Squartamento by Emil M. Cioran

Ĭioran's first book, On the Heights of Despair (literally translated: "On the Heights of Despair"), was published in Romania in 1934.

Squartamento by Emil M. Cioran

He held similar views about Italian fascism, welcoming victories in the Second Italo-Abyssinian War, arguing that: "Fascism is a shock, without which Italy is a compromise comparable to today's Romania".

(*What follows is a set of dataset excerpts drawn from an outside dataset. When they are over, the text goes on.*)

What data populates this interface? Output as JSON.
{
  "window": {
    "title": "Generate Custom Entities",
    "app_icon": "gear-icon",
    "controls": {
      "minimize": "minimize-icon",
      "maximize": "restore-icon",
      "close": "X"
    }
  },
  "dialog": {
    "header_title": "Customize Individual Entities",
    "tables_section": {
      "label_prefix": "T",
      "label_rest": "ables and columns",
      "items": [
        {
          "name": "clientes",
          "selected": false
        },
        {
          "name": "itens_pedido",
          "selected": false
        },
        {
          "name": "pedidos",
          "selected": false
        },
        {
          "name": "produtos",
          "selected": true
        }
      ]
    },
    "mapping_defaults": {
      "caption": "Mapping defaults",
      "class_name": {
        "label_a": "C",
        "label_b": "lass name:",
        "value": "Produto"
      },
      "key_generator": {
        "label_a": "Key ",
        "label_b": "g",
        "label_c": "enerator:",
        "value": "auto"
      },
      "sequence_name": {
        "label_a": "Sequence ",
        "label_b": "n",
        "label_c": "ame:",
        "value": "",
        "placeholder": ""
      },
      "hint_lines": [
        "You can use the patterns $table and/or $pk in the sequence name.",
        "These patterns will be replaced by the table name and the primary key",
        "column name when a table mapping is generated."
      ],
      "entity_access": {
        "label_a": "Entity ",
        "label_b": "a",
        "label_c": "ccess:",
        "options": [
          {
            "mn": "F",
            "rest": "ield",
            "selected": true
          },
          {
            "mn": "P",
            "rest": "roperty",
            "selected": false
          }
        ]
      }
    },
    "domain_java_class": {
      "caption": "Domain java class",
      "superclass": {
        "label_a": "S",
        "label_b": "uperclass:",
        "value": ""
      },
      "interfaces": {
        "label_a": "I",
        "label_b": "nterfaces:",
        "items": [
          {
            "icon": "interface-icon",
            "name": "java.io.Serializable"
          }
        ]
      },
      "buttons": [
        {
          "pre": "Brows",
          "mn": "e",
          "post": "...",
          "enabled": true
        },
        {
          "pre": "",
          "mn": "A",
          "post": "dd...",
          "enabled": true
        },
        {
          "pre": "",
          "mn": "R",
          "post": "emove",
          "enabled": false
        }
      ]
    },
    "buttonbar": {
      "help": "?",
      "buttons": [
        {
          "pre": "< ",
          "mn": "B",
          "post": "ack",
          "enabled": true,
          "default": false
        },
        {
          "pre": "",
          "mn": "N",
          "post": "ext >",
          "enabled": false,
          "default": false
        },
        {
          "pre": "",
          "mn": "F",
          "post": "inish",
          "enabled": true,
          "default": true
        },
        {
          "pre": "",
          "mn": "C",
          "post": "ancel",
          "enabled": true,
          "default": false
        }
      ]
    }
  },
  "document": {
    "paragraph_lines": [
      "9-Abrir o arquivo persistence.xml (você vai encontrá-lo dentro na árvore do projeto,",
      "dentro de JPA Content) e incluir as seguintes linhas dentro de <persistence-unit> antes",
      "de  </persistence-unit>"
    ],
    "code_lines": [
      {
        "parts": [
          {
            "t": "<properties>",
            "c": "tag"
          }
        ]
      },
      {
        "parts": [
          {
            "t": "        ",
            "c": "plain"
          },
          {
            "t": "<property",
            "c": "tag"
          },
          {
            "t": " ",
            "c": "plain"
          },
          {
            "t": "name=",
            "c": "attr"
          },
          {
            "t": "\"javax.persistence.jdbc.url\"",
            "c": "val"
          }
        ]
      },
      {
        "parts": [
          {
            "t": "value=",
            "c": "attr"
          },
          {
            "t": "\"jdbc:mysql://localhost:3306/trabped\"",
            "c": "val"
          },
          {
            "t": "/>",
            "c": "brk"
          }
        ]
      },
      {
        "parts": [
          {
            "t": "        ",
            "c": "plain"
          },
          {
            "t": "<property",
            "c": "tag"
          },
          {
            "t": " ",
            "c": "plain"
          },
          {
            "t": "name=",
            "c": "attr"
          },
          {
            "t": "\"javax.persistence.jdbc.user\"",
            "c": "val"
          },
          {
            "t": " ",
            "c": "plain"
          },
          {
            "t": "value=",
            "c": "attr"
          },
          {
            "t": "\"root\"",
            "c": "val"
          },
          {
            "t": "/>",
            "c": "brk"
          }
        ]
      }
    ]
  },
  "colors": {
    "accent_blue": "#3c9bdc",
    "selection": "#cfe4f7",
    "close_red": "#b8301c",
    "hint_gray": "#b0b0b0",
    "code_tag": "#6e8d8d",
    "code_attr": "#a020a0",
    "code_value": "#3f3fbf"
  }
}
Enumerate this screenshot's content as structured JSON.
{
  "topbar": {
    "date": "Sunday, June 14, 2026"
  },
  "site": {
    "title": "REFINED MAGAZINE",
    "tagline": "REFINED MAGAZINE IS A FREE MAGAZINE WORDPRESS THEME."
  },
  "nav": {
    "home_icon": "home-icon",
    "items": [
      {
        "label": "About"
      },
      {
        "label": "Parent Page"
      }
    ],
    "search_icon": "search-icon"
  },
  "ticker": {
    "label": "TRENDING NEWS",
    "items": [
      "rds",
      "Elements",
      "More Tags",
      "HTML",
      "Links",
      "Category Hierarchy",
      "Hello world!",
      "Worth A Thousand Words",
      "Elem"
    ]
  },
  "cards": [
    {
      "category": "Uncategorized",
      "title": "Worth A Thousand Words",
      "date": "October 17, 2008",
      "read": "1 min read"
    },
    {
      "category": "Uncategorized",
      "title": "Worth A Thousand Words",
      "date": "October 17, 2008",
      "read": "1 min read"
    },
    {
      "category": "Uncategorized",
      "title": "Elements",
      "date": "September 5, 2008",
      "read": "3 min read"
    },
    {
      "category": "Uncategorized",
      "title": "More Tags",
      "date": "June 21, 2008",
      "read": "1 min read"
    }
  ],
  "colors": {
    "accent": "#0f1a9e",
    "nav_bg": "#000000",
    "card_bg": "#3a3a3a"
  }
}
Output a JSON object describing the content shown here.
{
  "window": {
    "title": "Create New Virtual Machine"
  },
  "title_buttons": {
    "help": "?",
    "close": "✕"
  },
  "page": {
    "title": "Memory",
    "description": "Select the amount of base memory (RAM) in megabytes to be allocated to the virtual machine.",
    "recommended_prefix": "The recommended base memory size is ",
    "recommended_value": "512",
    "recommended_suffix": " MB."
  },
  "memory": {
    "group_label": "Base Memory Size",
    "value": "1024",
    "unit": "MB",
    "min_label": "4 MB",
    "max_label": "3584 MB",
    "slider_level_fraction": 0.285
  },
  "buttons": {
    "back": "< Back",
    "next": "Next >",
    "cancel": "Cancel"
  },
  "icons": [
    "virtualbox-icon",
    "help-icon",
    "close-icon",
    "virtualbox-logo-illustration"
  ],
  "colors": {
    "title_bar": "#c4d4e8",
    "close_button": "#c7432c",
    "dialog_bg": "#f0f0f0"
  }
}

Squartamento by Emil M. Cioran

While in Berlin, he became interested in the policies of the Nazi regime, contributed a column to Vremea dealing with the topic (in which Cioran confessed that "there is no present-day politician that I see as more sympathetic and admirable than Hitler", while expressing his approval for the Night of the Long Knives-"what has humanity lost if the lives of a few imbeciles were taken"), and, in a letter written to Petru Comarnescu, described himself as "a Hitlerist". Here, he came into contact with Klages and Nicolai Hartmann. In 1933, he received a scholarship to the University of Berlin, where he studied Johann Gottlieb Fichte, Hegel, Edmund Husserl, Immanuel Kant, Georg Simmel, Schopenhauer, and Nietzsche. Cioran's decision to write about his experiences in his first book, On the Heights of Despair, came from an episode of insomnia. įrom the age of 20, Cioran began to suffer from insomnia, a condition which he suffered from for the rest of his life, and permeated his writings. Cioran's graduation thesis was on Henri Bergson, whom he later rejected, claiming Bergson did not comprehend the tragedy of life. While at the University, he was influenced by Georg Simmel, Ludwig Klages and Martin Heidegger, but also by the Russian philosopher Lev Shestov, whose contribution to Cioran's central system of thought was the belief that life is arbitrary. He became an agnostic, taking as an axiom "the inconvenience of existence". Notes from Cioran's adolescence indicated a study of Friedrich Nietzsche, Honoré de Balzac, Arthur Schopenhauer and Fyodor Dostoevsky, among others. Ĭioran had a good command of German, learning the language at an early age, and proceeded to read philosophy that was available in German, but not in Romanian. Cioran, Eliade, and Țuțea became supporters of Ionescu's ideas, known as Trăirism. Future Romanian philosopher Constantin Noica and future Romanian thinker Petre Țuțea became his closest academic colleagues all three studied under Tudor Vianu and Nae Ionescu. Īt 10, Cioran moved to Sibiu to attend school, and at 17, he was enrolled in the Faculty of Literature and Philosophy at the University of Bucharest, where he met Eugène Ionesco and Mircea Eliade, who became his friends. His father, Emilian Cioran, was an Orthodox priest, and his mother, Elvira, was the head of the Christian Women's League. Cioran was born in Resinár, Szeben County, Kingdom of Hungary (today Rășinari, Sibiu County, Romania).